Guillaume Lavoie croit que l’économie collaborative représente un potentiel important pour une multitude d’usages.

L’économie de partage fait sa place

Décriée par certains comme étant du capitalisme sauvage, vantée par d’autres comme étant une solution productive à la sous-utilisation des ressources, l’économie de partage est un phénomène en train de s’implanter au Québec de façon durable. Et les gouvernements devront adapter la réglementation à cette nouvelle réalité.

Présent à Chicoutimi pour dispenser un cours intensif, le Jonquiérois Guillaume Lavoie, chargé de cours à l’École nationale d’administration publique (ÉNAP), membre de la Chaire Raoul-Dandurand et ex-conseiller municipal de Montréal, voit dans l’économie de partage une nouvelle solution à la sous-utilisation des ressources.

Pour les non-initiés, l’économie de partage se définit comme étant l’utilisation de la capacité excédentaire d’un bien ou d’une ressource par-delà son utilisation usuelle, de manière à faire plus avec ce qui existe déjà. La capacité d’accès simplifiée à ce bien ou à cette expertise, sans devoir en être propriétaire ou l’employeur, est basée sur son usage plutôt que sa propriété.

Uber et Airbnb, entre autres, sont des exemples de nouvelles entreprises nées en économie de partage.

En entrevue, M. Lavoie affirme que le Québec continue d’avoir du retard important dans l’adoption d’un nouveau cadre réglementaire sur l’économie de partage malgré le fait que le nouveau gouvernement caquiste ait décidé de déposer le projet de loi 17 sur la modernisation de l’industrie du taxi et de réglementer le secteur de l’hébergement, selon les recommandations déposées dans le Rappport du groupe de travail sur l’économie collaborative qu’il a cosigné en juin 2018.

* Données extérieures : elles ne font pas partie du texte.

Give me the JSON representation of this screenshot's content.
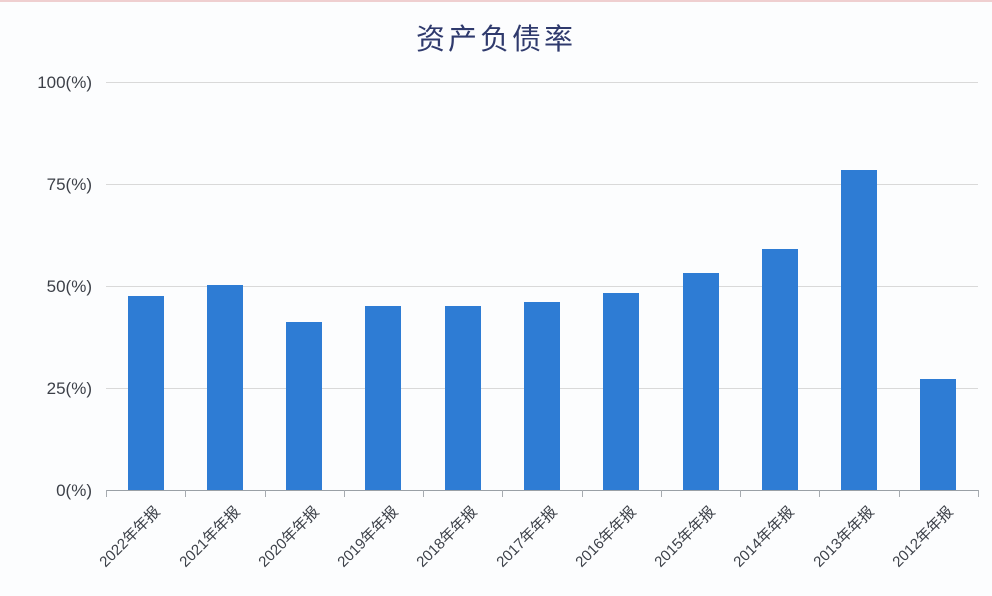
{
  "page": {
    "title": "资产负债率"
  },
  "chart_data": {
    "type": "bar",
    "title": "资产负债率",
    "categories": [
      "2022年年报",
      "2021年年报",
      "2020年年报",
      "2019年年报",
      "2018年年报",
      "2017年年报",
      "2016年年报",
      "2015年年报",
      "2014年年报",
      "2013年年报",
      "2012年年报"
    ],
    "values": [
      47.6,
      50.3,
      41.2,
      45.2,
      45.1,
      46.1,
      48.3,
      53.2,
      59.0,
      78.4,
      27.2
    ],
    "xlabel": "",
    "ylabel": "",
    "ylim": [
      0,
      100
    ],
    "y_tick_step": 25,
    "y_tick_labels": [
      "0(%)",
      "25(%)",
      "50(%)",
      "75(%)",
      "100(%)"
    ],
    "grid": true,
    "legend_position": "none",
    "colors": {
      "bar": "#2e7cd4",
      "title": "#2f3a6d",
      "axis_text": "#3c4048",
      "gridline": "#d9d9d9",
      "axis_line": "#9aa0a6",
      "tick": "#a6abb0",
      "background": "#fcfdfe",
      "top_line": "#e4a9a9"
    }
  }
}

« Il faut laisser le temps au gouvernement. Ils ont agi sur le transport et l’hébergement. Il y a un paquet d’enjeux reliés à l’économie collaborative qui sont bien plus grands qu’Uber et Airbnb. Les deux sont gigantesques, mais ils ne sont pas que la pointe de l’iceberg et des enjeux du gouvernement. L’approche du gouvernement est équilibrée et moderne. C’est un virage qu’on doit prendre », affirme-t-il.

Concernant l’industrie du taxi, M. Lavoie est conscient que les propriétaires de permis ont vu leur contexte de travail bouleverser tandis que les chauffeurs continueront de remplir les contrats de transport adapté, taxi-bus scolaires, des sociétés de transport public. « Pour faire le virage, on doit reconnaître le principe de légitimité des compensations des détenteurs de permis», dit-il.

En ce qui a trait à l’enveloppe de 800 M$ en compensations annoncée par Québec aux détenteurs de permis, M. Lavoie croit qu’il devrait incomber à Revenu Québec le soin de déterminer les sommes à attribuer, selon la conformité fiscale des chauffeurs et leur déclaration de revenus. «Des joueurs qui n’ont pas toujours déclaré leurs véritables revenus n’ont pas à être compensés en surplus avec l’argent des contribuables », lance Guillaume Lavoie.

Municipalité

L’instauration d’une économie de partage interpellera de plus en plus les municipalités, selon M. Lavoie, en citant l’exemple du zonage des aires de stationnement publiques ou privées.

À titre d’exemple, M. Lavoie mentionne que dans un contexte d’économie de partage, des propriétaires de résidences situées près d’un hôpital veulent mettre en location leur stationnement privé aux usagers de l’hôpital pendant qu’ils sont au travail. Une telle mesure pourrait être susceptible d’éviter des investissements pour l’agrandissement des stationnements des hôpitaux.

Transport en commun

Selon lui, le transport en commun des personnes offre des opportunités pour le Saguenay–Lac-Saint-Jean, une région vaste et très peu dense, où les autobus de la Société de transport du Saguenay (STS) roulent à 100 $ de l’heure avec peu de passagers à bord. Dans une économie de partage, il serait possible d’offrir des circuits de mobilité et d’intégrer un service de taxi là où les autobus ne se rendent pas. Plusieurs villes aux États-Unis ont mis sur pied un tel système, selon M. Lavoie.

Selon lui, le secteur du transport représente un potentiel important étant donné qu’au Québec, 25 millions de sièges d’automobiles sont laissés vides quotidiennement, offrant une mine importante pour organiser du covoiturage.